Limitations & Future Work

  1. Dependence on pose detection quality: PoCtr relies on DWPose for pose extraction; editing quality may degrade when pose detection fails (severe occlusion, unconventional poses).
  2. Resolution limitation: Training and testing are conducted at 512×512; scalability to high-resolution (1024+) scenarios remains unexplored.
  3. Based on SD1.5 architecture: The more recent SDXL or DiT architectures are not leveraged, potentially limiting the upper bound of generation quality.
  4. Inference speed: Processing 24 frames requires 50 seconds on an A100, leaving a substantial gap for real-time applications; score guidance requires dual-branch forward passes, increasing inference overhead.

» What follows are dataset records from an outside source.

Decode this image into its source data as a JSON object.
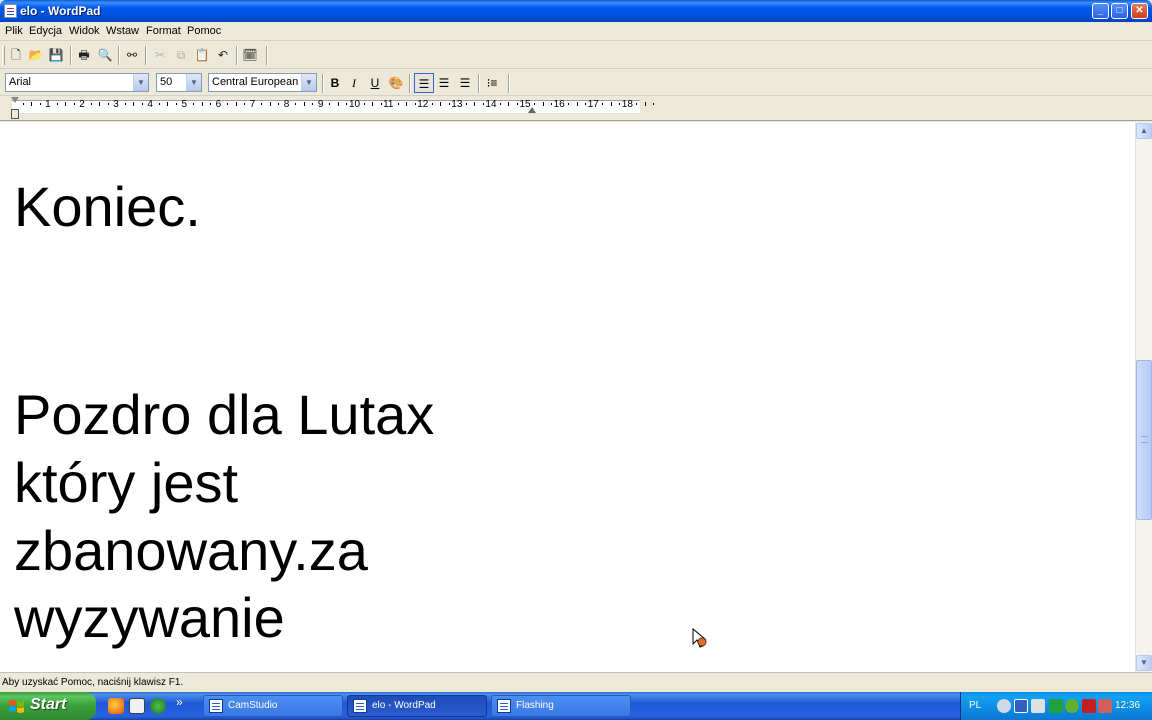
{
  "window": {
    "title": "elo - WordPad",
    "controls": {
      "minimize": "_",
      "maximize": "□",
      "close": "✕"
    }
  },
  "menu": [
    "Plik",
    "Edycja",
    "Widok",
    "Wstaw",
    "Format",
    "Pomoc"
  ],
  "format_bar": {
    "font": "Arial",
    "size": "50",
    "script": "Central European",
    "bold": "B",
    "italic": "I",
    "underline": "U"
  },
  "ruler": {
    "numbers": [
      "1",
      "2",
      "3",
      "4",
      "5",
      "6",
      "7",
      "8",
      "9",
      "10",
      "11",
      "12",
      "13",
      "14",
      "15",
      "16",
      "17",
      "18"
    ]
  },
  "document": {
    "lines": [
      "Koniec.",
      "",
      "",
      "Pozdro dla Lutax",
      "który jest",
      "zbanowany.za",
      "wyzywanie"
    ]
  },
  "status_bar": {
    "text": "Aby uzyskać Pomoc, naciśnij klawisz F1."
  },
  "taskbar": {
    "start_label": "Start",
    "quicklaunch_more": "»",
    "tasks": [
      {
        "label": "CamStudio",
        "active": false
      },
      {
        "label": "elo - WordPad",
        "active": true
      },
      {
        "label": "Flashing",
        "active": false
      }
    ],
    "tray": {
      "language": "PL",
      "clock": "12:36"
    }
  },
  "colors": {
    "titlebar": "#0058ee",
    "taskbar": "#2157d7",
    "start": "#3a9e3a",
    "tray": "#0d8ae3",
    "chrome": "#ece9d8"
  }
}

  5. Human motion only: The current approach is limited to pose-driven human motion editing; object-level or scene-level motion editing is not addressed.

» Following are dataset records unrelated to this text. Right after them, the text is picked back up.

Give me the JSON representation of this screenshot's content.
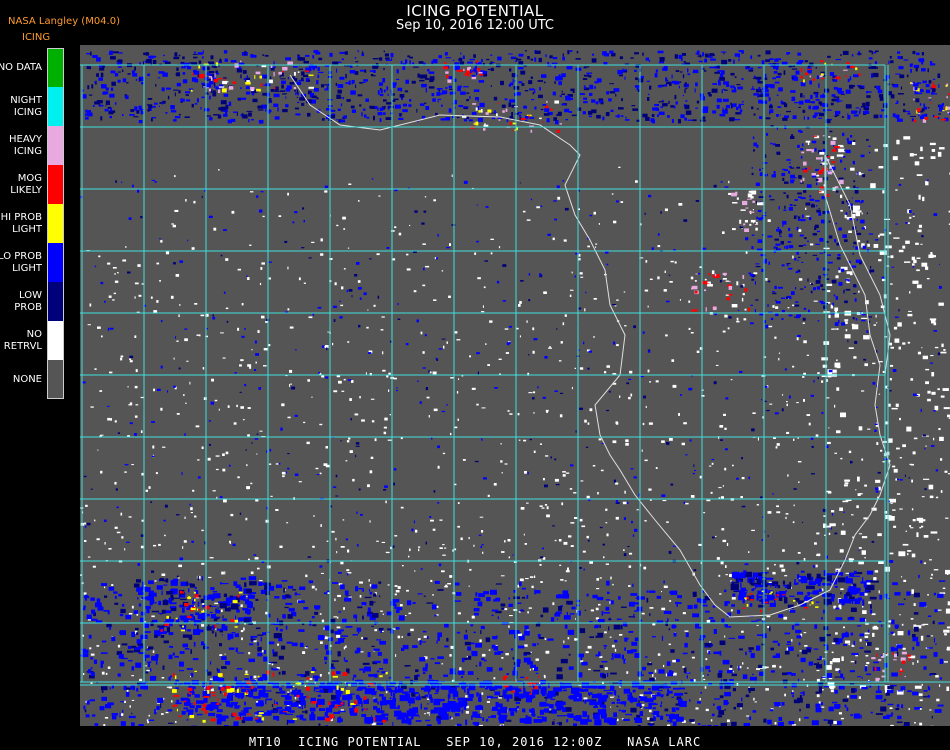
{
  "header": {
    "title": "ICING POTENTIAL",
    "subtitle": "Sep 10, 2016 12:00 UTC",
    "org": "NASA Langley (M04.0)",
    "product": "ICING"
  },
  "legend": [
    {
      "label": "NO DATA",
      "color": "#00b000"
    },
    {
      "label": "NIGHT\nICING",
      "color": "#00f0f0"
    },
    {
      "label": "HEAVY\nICING",
      "color": "#e8a8e0"
    },
    {
      "label": "MOG\nLIKELY",
      "color": "#ff0000"
    },
    {
      "label": "HI PROB\nLIGHT",
      "color": "#ffff00"
    },
    {
      "label": "LO PROB\nLIGHT",
      "color": "#0000ff"
    },
    {
      "label": "LOW\nPROB",
      "color": "#00007a"
    },
    {
      "label": "NO\nRETRVL",
      "color": "#ffffff"
    },
    {
      "label": "NONE",
      "color": "#555555"
    }
  ],
  "colors": {
    "background": "#555555",
    "grid": "#40e0e0",
    "coast": "#e0e0e0",
    "grid_label": "#c03030"
  },
  "footer": "MT10  ICING POTENTIAL   SEP 10, 2016 12:00Z   NASA LARC"
}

  6. Dependence on segmentation model: Score guidance requires accurate foreground/background segmentation masks; segmentation errors propagate into the editing results.
  • MotionEditor (ICLR 2024): The pioneering motion editing work using ControlNet + attention injection; the primary baseline for this paper.

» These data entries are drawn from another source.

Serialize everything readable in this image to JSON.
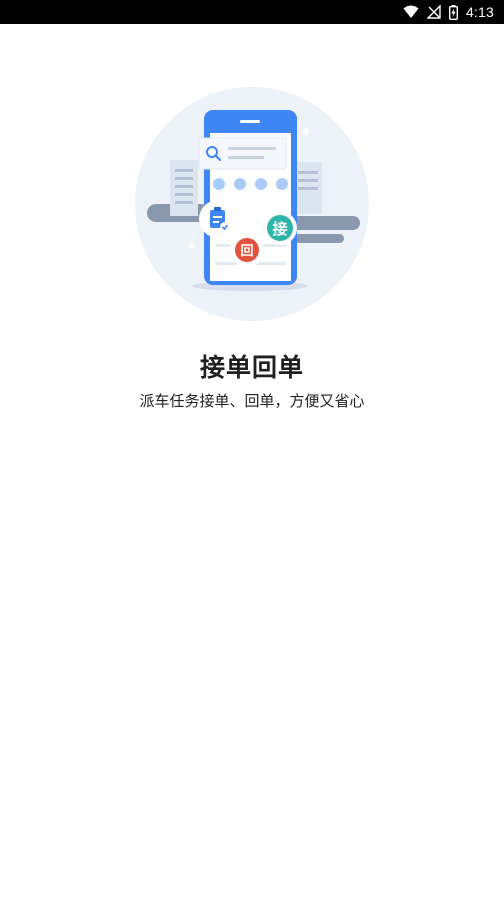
{
  "status_bar": {
    "time": "4:13",
    "icons": [
      "wifi-icon",
      "no-signal-icon",
      "battery-charging-icon"
    ]
  },
  "onboarding": {
    "title": "接单回单",
    "subtitle": "派车任务接单、回单，方便又省心",
    "badge_accept": "接",
    "badge_return": "回"
  },
  "colors": {
    "phone_blue": "#3D86F4",
    "badge_accept": "#2DB5A8",
    "badge_return": "#E2533F",
    "circle_bg": "#EDF1F8",
    "road_gray": "#8A98AE"
  }
}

  • AnimateDiff (ICLR 2024): Provides pretrained temporal layer weights used for initialization in Stage 2 of MotionFollower's training.
  • MagicAnimate / AnimateAnyone / Champ: Human motion transfer methods employing a full U-Net as the reference network; this paper demonstrates that a pure convolutional alternative is superior.
  • Score guidance: Conceptually rooted in SDE theory and classifier guidance, but here innovatively applied to region-level consistency constraints rather than global guidance.
  • Inspiration: The paradigm of lightweight controllers + test-time latent optimization is generalizable to other conditional video generation tasks (e.g., video inpainting, video super-resolution).

Rating

  • Novelty: ⭐⭐⭐⭐ — Score-guided consistency regularization and pure convolutional controller design are novel contributions.
  • Experimental Thoroughness: ⭐⭐⭐⭐⭐ — Comprehensive coverage of quantitative, qualitative, ablation, human evaluation, long video, and camera motion experiments.
  • Writing Quality: ⭐⭐⭐⭐ — Clear structure with complete mathematical derivations.
  • Value: ⭐⭐⭐⭐ — The 80% memory reduction carries significant practical value; the lightweight design philosophy is broadly transferable.